Bloomberg Businessweek, a weekly magazine for the past 94 years, is going monthly, the company told staff members on Thursday.
The magazine will be redesigned with “heavier paper stock for a more high-end look and feel” and relaunched as a monthly print publication “later in 2024,” according to a memo from David Merritt and Katie Boyce, two leaders of Bloomberg’s media division, that was viewed by The New York Times.
There was no indication in the memo that the Businessweek name would change.
“The market for a weekly newsmagazine has been challenging for some time,” the memo said. “But we see demand in both digital and print for the ambitious long-form journalism Businessweek is now well known for.”
Businessweek was a struggling brand when Bloomberg bought it in 2009. The company renamed the magazine Bloomberg Businessweek, and its bold and provocative covers generated a surge of renewed interest. But it has not avoided the persistent headwinds facing all print publications, including ever-declining circulation and lower advertising revenue.
Mr. Merritt and Ms. Boyce said Bloomberg Businessweek was reaching “millions of new people every week” through Apple News+, a subscription offering that gives access to digital publications with paywalls, “with revenue from that partnership helping offset print declines.” It will continue to publish content on Bloomberg.com and operate as a brand in audio, events and video.

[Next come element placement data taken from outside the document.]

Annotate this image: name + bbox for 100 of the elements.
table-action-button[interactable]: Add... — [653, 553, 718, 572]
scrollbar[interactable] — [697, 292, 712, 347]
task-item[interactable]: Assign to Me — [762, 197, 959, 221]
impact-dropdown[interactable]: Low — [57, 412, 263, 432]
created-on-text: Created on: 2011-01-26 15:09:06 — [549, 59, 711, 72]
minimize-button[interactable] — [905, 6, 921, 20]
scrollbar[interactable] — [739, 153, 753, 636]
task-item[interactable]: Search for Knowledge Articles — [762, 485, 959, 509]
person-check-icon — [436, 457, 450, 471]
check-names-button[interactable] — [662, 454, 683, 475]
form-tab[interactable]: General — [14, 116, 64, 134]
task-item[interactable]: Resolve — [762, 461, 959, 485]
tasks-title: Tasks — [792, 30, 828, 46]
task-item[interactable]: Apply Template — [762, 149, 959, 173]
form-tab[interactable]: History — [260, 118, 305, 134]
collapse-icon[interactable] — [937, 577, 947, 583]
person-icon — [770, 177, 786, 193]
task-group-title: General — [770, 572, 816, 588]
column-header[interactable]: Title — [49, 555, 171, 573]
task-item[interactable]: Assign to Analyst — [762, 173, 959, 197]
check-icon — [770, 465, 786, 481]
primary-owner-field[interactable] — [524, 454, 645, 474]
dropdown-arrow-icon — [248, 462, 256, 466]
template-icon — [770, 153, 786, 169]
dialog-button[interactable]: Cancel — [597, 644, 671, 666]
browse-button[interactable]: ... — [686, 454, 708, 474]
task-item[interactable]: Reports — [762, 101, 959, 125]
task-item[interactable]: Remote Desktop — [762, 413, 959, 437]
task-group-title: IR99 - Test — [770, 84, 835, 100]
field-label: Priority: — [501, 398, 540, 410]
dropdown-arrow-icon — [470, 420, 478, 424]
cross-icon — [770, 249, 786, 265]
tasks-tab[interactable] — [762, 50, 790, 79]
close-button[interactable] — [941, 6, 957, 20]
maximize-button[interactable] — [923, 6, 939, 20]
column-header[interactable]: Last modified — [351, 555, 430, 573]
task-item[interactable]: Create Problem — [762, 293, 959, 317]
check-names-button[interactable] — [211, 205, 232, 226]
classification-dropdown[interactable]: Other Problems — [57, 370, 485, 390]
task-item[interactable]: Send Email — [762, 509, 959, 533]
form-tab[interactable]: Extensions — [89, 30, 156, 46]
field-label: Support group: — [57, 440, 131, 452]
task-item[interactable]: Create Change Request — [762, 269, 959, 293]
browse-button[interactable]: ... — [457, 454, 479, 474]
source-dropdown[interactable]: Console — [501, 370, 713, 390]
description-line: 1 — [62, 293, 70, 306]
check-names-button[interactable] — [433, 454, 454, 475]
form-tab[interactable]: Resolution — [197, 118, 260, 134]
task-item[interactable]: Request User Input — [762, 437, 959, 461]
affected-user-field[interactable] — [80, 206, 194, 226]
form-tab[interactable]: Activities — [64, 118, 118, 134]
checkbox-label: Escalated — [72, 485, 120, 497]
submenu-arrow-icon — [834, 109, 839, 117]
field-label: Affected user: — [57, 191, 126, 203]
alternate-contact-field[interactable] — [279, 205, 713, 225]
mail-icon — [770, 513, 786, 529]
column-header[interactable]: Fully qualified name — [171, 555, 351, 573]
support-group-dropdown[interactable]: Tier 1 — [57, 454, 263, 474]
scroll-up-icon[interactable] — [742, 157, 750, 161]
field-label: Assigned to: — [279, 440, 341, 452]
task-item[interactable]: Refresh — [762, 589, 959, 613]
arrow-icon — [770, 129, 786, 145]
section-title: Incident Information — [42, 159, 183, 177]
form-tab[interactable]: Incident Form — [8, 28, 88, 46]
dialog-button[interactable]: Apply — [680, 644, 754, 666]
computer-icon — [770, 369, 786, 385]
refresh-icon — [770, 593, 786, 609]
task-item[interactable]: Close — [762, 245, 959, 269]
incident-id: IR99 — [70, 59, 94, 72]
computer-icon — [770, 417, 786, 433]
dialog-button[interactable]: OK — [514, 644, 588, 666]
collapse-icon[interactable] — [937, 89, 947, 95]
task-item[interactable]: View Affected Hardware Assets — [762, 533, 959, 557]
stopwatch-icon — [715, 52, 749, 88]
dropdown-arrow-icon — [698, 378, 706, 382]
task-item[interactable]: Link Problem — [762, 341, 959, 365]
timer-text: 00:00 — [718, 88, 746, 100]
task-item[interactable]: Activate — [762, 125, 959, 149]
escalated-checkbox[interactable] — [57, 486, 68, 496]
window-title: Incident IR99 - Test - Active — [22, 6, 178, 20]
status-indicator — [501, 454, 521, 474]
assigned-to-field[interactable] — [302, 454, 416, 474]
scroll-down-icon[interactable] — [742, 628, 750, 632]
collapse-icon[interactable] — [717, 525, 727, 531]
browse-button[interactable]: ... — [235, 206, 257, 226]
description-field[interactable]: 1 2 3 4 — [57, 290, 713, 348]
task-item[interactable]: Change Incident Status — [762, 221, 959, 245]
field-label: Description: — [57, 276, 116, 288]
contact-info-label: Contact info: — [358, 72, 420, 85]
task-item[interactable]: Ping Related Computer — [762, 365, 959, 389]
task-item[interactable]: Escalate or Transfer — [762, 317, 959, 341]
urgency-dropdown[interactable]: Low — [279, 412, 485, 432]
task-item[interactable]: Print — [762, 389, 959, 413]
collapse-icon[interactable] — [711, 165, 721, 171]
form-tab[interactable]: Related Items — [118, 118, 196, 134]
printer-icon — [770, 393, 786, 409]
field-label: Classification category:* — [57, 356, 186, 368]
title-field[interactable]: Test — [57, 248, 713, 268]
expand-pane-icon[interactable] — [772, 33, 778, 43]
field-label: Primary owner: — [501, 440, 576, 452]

Bloomberg Businessweek’s editor, Joel Weber, will move to a new role in the newsroom when his replacement is found, the note said.
Bloomberg L.P., the parent company of the Bloomberg media arm, makes the vast majority of its revenue through its subscription terminal service, which provides news and financial data. In recent years, the company has sought to attract a new audience of subscribers through its website and other digital products. In 2018, it added a paywall to Bloomberg.com, which has more than 500,000 paid digital subscribers.
Early next year, the company will introduce a digital weekend product featuring video, audio and long-form journalism and expanded cultural coverage, the memo on Thursday said.
Bloomberg Media’s chief executive, M. Scott Havens, announced on Monday that he would leave the organization, which he had helmed since January 2022, to become the chief executive of the New York Mets. Karen Saltser, the chief financial and operating officer of Bloomberg Media, was named interim chief executive while a search is underway for Mr. Haven’s replacement.